She was the third woman ever hired by the law firm Pillsbury, Madison & Sutro in San Francisco where she met George, her husband to be. She forewent a legal career to marry George in March 1970, and moved to Washington D.C. where George had accepted an appointment as a Foreign Service Officer at the State Department.
At his first posting to Durban, South Africa, Gerri moonlighted writing confidential cables to the State Department reporting on a major terrorism trial, which she was not authorized to read after they were sent because she did not have the required security clearance.
Returning briefly to Washington before George’s transfer to Hamburg, Germany, she had her first daughter, Cara, and due to a change in policy that spouses could both be in the service, she took the Foreign Service exam. She was soon offered an appointment and was assigned to the Legal Advisor’s office to become one of the two lawyers on the US delegation to negotiate the Panama Canal Treaty. That became her passion until the Treaties were signed in September 1977, just three months after the birth of her second daughter, Serana.

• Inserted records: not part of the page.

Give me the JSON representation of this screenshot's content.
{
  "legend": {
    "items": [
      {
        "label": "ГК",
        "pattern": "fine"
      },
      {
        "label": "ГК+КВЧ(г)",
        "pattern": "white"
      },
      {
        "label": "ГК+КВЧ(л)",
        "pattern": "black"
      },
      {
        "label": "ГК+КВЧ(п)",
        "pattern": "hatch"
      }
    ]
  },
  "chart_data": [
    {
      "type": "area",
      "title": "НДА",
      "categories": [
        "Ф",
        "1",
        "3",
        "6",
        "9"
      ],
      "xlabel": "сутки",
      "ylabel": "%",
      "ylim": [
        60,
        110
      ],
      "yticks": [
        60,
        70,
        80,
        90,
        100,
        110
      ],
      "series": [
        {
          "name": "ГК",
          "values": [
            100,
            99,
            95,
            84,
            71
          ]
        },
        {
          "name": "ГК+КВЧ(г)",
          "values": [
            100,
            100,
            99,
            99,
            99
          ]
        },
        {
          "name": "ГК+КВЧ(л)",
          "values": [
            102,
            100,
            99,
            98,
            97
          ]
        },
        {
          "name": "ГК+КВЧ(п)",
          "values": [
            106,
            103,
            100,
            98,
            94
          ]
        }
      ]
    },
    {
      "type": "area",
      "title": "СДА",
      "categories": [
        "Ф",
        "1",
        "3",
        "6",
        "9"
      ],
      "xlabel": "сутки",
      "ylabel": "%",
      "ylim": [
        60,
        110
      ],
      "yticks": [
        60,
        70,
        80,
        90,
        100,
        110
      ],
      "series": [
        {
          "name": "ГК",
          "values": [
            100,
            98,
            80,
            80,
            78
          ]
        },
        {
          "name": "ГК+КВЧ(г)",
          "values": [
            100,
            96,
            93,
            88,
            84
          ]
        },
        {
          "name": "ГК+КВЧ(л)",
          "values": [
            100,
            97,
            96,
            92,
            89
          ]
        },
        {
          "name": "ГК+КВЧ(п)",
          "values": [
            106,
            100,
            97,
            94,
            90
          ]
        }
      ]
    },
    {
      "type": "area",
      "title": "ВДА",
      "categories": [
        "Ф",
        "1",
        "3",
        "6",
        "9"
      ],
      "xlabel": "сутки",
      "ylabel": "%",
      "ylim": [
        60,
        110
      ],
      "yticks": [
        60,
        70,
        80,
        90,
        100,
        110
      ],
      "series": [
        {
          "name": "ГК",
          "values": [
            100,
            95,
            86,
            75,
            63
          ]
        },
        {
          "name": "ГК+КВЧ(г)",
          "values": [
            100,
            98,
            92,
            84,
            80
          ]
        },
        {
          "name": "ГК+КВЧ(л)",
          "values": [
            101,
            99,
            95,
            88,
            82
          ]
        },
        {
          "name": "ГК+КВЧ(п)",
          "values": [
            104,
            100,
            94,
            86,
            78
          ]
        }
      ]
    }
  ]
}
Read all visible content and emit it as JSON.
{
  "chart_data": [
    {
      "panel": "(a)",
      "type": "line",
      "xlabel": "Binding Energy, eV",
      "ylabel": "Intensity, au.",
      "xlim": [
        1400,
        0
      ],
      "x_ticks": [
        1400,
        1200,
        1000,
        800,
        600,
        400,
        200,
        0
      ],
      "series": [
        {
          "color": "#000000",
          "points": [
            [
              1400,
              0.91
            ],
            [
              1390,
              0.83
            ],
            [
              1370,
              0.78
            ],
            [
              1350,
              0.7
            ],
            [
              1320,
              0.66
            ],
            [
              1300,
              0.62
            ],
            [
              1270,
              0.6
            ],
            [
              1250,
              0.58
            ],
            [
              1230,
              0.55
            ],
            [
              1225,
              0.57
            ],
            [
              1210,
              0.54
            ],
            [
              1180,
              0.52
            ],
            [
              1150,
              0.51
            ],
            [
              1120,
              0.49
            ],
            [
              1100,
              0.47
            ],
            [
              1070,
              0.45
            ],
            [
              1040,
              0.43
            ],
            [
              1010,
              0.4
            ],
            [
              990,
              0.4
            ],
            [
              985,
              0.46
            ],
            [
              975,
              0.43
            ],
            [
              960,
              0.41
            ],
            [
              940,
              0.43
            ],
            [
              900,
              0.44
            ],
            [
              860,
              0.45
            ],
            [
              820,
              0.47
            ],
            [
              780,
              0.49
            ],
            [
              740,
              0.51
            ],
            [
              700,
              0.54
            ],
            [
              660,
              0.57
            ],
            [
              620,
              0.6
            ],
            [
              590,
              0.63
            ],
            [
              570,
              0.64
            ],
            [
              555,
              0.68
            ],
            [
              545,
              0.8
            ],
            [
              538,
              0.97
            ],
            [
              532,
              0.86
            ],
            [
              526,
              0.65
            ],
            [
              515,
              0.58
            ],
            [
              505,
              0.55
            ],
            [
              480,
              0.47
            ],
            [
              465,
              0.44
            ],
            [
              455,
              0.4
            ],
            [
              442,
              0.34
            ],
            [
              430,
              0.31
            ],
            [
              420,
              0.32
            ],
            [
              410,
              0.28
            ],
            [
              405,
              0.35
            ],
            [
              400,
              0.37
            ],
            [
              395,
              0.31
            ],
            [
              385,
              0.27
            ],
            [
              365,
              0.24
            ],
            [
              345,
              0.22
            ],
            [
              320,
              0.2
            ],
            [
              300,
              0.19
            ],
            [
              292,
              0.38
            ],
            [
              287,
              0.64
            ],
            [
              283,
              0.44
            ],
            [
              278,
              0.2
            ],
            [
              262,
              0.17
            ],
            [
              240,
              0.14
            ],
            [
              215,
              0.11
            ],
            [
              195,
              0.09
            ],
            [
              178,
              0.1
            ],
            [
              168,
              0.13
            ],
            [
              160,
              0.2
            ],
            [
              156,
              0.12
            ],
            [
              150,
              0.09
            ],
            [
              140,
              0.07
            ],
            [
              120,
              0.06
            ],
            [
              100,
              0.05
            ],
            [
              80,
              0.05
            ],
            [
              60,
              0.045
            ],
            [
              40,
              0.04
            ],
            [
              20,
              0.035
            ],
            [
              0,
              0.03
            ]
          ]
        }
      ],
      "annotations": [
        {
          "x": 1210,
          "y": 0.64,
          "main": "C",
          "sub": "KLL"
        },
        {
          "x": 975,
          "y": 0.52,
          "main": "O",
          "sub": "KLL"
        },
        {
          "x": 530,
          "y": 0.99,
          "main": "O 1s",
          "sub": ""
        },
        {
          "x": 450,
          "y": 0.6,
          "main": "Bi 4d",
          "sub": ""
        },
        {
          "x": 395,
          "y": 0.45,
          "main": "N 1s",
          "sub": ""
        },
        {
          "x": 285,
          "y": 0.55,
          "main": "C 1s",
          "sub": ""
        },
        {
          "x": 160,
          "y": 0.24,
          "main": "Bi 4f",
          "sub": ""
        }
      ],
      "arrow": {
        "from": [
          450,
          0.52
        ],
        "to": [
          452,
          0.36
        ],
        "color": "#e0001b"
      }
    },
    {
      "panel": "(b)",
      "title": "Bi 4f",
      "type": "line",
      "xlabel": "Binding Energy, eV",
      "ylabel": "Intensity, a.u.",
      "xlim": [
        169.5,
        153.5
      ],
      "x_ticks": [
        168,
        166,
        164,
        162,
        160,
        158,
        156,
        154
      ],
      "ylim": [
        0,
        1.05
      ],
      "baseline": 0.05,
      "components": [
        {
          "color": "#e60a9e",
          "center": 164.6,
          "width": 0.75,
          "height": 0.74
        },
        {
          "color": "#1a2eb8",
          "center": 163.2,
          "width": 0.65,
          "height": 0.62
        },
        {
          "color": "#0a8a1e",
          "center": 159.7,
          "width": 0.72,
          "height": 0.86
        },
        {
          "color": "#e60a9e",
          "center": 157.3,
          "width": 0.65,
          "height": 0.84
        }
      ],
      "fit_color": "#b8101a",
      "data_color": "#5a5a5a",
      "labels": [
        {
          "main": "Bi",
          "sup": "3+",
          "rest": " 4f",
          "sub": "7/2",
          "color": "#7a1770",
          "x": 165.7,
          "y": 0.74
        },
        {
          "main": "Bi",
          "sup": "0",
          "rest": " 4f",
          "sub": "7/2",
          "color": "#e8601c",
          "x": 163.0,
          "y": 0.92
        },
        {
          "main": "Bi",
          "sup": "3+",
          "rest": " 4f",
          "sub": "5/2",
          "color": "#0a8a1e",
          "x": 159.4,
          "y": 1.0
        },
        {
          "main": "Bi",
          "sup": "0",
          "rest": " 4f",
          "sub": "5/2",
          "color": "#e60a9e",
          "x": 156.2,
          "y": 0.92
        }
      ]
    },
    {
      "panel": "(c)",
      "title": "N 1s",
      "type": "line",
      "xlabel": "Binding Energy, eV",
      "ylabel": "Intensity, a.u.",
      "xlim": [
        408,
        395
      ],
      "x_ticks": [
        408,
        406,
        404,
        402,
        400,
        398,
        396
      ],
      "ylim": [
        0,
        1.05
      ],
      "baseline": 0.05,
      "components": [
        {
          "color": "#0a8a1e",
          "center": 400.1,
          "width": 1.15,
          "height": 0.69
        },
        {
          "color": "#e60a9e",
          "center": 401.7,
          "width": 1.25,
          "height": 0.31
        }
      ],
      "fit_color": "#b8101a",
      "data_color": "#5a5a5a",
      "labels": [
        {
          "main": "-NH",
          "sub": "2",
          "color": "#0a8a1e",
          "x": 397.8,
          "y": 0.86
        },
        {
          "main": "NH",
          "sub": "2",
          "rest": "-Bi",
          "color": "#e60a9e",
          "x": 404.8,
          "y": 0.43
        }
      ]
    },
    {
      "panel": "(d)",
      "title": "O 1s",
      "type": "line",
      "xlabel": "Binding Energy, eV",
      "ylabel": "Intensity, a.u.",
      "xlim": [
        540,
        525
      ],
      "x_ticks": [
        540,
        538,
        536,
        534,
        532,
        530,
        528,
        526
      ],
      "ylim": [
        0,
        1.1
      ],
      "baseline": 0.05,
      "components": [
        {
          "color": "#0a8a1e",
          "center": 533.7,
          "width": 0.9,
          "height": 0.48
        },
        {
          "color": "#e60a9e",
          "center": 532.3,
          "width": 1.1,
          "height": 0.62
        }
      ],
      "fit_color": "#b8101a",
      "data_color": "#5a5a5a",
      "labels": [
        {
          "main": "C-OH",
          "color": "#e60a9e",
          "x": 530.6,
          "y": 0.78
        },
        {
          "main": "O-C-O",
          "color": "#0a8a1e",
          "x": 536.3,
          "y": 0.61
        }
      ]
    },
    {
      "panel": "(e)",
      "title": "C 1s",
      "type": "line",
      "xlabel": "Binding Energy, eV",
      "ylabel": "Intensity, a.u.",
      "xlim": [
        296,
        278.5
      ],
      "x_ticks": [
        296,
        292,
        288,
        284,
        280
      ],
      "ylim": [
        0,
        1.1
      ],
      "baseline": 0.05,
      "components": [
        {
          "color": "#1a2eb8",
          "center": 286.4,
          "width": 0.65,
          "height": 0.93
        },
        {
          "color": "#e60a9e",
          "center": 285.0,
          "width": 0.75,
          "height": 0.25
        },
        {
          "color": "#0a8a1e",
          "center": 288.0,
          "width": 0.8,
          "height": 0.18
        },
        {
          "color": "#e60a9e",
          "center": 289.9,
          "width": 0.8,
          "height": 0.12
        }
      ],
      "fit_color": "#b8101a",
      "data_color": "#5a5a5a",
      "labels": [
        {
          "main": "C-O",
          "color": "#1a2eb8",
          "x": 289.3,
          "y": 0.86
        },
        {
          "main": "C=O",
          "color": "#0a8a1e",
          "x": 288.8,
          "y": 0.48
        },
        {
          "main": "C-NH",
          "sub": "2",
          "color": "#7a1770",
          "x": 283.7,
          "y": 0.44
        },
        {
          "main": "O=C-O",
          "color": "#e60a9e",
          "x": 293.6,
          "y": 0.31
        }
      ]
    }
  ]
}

She and George were assigned to Panama to assist in the implementation of the Treaties from 1978 to 1981 and were subsequently given a year at the University of Wisconsin in Madison to get their Masters degrees, where Gerri had her son, George III, in 1981.
In 1978, Gerri was awarded the AFSA Department of State Harriman prize. They were then sent to the US Embassy in Brussels for four years. In 1986, Gerri was assigned to Philippine Affairs in the State Department, where she played a key role in the base negotiations and the visit of Corey Aquino.
In 1990, she was selected to attend the prestigious National War College, and in 1991 she was assigned to Guatemala, first as Economic Counselor and then in 1995 as Deputy Chief of Mission until her retirement in 1997.
Guatemala went on to become one of Gerri’s most cherished places, and she and George built a house in Antigua, the former capital of Spanish colonial Central America, where they spent some of their happiest times in retirement.
The Chesters lived briefly in St. Simons Island, Georgia for their son to finish high school, and moved to the Fernandina Beach Florida area to build their dream home and realize George’s dream of sailing the Caribbean.
Gerri was active in Democratic politics in Florida. She was also active in a range of other areas, including teaching Economics at a local university, providing legal advice to refugees and other immigrants, and serving on several overseas electoral observation missions with the Organization for Security and Cooperation in Europe (OSCE) and the Carter Center.
But the Chesters had truly left their hearts in San Francisco, George’s family home and where they had met and married, and with their daughter Serana and husband having settled there, they pulled up stakes and went west in 2014. George and Gerri’s dream of grandchildren was met with the birth of Elizabeth Simona in January 2015.
After retirement, Gerri traveled with her adult children, including to Africa, Australia, China, Europe, India, Latin America and Southeast Asia, among others.